La unión de las familias de Villas de Salvárcar tuvo una breve crisis tras la masacre, pues algunos decidieron irse y otros se encerraron en su dolor; sin embargo, el paso del tiempo y la construcción del Memorial ha rehabilitado la convivencia y fortalecido la amistad.

“Cuando todavía estaba la casa de la masacre no quería ni salir, era volver a vivir ese dolor, y todos lo evitábamos, pero cuando la derribaron [octubre 2017] y construyeron este Memorial [enero 2018] nos volvimos a acercar”, narra con tranquilidad la mamá de José Adrián.

El Memorial se ha convertido en mucho más que un espacio para honrar la memoria, también es un punto de reunión entre las familias de las víctimas, quienes se organizan para limpiar, hacer oración o simplemente recordar a sus seres queridos que se han ido.

Reparación sin justicia

El gobier no del estado de Chihuahua cumplió el año pasado con el primer caso de reparación integral del daño a las víctimas, aunado a ello, las familias reconocen su atención constante y permanente en materia de salud, becas, apoyo sicológico y asesoría, además de la construcción del Memorial y el resarcimiento económico para 83 víctimas directas e indirectas.
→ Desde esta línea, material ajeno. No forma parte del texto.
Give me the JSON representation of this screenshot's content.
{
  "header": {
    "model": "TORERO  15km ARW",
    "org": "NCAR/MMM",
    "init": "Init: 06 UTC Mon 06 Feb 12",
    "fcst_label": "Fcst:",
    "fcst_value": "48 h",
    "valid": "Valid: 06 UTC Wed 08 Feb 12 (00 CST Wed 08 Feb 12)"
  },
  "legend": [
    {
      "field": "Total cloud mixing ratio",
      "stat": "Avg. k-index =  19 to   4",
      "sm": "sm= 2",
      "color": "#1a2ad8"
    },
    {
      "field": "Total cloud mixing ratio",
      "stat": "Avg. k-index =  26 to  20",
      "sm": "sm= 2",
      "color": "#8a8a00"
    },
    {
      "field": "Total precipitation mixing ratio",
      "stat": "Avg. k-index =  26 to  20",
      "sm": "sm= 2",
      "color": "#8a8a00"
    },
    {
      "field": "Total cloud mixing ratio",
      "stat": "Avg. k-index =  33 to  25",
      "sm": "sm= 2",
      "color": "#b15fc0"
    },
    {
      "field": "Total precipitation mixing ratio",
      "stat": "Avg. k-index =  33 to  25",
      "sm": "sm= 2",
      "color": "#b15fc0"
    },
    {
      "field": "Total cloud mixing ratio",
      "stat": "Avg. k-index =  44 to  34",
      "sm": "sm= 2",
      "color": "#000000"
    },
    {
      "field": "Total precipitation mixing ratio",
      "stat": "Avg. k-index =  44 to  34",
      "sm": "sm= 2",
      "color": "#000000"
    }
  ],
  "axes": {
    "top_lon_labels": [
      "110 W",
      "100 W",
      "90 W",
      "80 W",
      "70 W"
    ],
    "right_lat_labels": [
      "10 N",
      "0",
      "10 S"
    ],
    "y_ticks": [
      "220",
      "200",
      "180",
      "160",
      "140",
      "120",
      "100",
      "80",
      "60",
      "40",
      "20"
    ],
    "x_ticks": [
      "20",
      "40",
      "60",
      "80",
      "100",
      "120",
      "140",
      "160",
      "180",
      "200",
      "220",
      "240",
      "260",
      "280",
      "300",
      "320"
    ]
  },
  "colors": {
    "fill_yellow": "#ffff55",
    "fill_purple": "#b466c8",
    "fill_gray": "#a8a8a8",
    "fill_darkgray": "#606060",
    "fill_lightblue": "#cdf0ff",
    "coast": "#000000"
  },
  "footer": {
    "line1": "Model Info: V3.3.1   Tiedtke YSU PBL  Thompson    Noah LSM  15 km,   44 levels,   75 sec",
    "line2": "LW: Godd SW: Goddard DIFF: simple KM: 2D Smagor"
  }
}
En lo que se refiere a la justicia, las familias se atienen a la ley de Dios. Así lo dijo la señora Reina Alicia, al reconocer que las dudas de quién fue y por qué permanecerán siempre. “Sabemos que no hay caso, que las carpetas se pierden o se olvidan con el paso de los años, nunca sabremos quién lo hizo ni por qué y que los autores de esto están libres”, finalizó.